I'm extremely irritated right now. I only worked 10 hours this month (I asked for 24 a week). Each week is a "what if"--What if I get hours, what if I don't? My superiors are constantly criticizing me over trivial issues: Call us if you have questions, we prefer that you don't; don't call us an email is best, we wish you would have called us instead of emailing us; don't call this person, call that person, but you really should have called an entirely different person; etc. I have been working with this company since November and yet I have only met the hourly requirements I need to pay my bills.
The last straw I had with them is when they took me off the schedule for a client who had changed their availability for caregivers; however, I found out today through a mass text that my shift was given to someone else who called out sick, and they did not ask me personally if I could cover that shift, they sent that call-out to the entire department of caregivers. That set me off. Three other people called out, and when they texted me and called me to fill in for those who called out, I ignored them all. I guess I could work, but I also need to set my foot down. I don't feel respected by them at all. They said they could work around my school schedule, but I've only worked 10 hours for the month I've been in school.
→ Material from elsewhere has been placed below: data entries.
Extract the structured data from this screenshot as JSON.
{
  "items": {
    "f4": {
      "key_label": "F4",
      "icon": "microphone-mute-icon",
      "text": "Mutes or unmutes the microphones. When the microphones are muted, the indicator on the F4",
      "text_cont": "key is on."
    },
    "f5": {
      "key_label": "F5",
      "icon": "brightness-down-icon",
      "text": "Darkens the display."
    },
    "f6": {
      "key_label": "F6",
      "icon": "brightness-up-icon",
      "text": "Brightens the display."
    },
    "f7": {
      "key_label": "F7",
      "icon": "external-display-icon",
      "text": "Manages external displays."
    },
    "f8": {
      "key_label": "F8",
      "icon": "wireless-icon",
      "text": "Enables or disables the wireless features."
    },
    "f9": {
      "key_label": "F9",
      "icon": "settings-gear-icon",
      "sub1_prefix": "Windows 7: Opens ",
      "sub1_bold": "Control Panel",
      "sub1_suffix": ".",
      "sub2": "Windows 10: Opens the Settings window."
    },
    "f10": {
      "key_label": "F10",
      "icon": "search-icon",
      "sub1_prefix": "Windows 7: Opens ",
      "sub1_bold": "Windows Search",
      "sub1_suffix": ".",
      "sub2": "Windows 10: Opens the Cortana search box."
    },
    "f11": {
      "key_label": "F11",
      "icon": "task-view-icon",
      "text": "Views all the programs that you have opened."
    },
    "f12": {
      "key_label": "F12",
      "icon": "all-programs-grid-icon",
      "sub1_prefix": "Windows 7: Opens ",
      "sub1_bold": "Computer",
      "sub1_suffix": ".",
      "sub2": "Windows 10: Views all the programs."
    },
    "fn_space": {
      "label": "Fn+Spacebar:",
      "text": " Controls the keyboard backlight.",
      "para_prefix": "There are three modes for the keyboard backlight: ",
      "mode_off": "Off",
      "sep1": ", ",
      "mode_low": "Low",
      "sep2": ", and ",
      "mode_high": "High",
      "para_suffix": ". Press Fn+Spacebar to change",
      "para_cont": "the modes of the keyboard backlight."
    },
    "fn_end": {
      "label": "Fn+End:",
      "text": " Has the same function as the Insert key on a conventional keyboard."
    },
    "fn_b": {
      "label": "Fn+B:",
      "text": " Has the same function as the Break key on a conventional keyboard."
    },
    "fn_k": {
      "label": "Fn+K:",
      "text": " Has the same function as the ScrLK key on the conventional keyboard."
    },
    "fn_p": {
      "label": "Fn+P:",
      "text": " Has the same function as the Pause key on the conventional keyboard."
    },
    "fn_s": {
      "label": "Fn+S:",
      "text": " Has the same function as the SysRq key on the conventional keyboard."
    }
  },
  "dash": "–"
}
They're always criticizing me, and I feel that I only get the clients that are last to fill. I've had no consistent clients like the rest of the other caregivers, even when I had no school or other obligations, I worked two hours here, two hours there, spaced out through the whole week and where clients were far enough away that the money I earned only covered the gas needed to drive to these clients.
So I have an interview for an entirely different company. It's something I've done in the past and its close enough where I can walk to work, and it's also something that will provide stability in my hours and it's a job that requires little thought, just go in, do your job, get paid. I need something stable while I go to school.
It really made me upset to find out they gave my shift away and then find out when that person called out sick. I can't take over that shift anyway because I scheduled the interview for that time.
I'm sure I'll get a call from work tomorrow, and I don't know what to say. I feel like a "last resort employee" and completely disrespected. I'd love to be mean and nasty and tell them off, but that's not who I am; I'm a very kind person and would rather lay low until I get in with the new job. But it's so frustrating and it makes me very upset to be treated like this.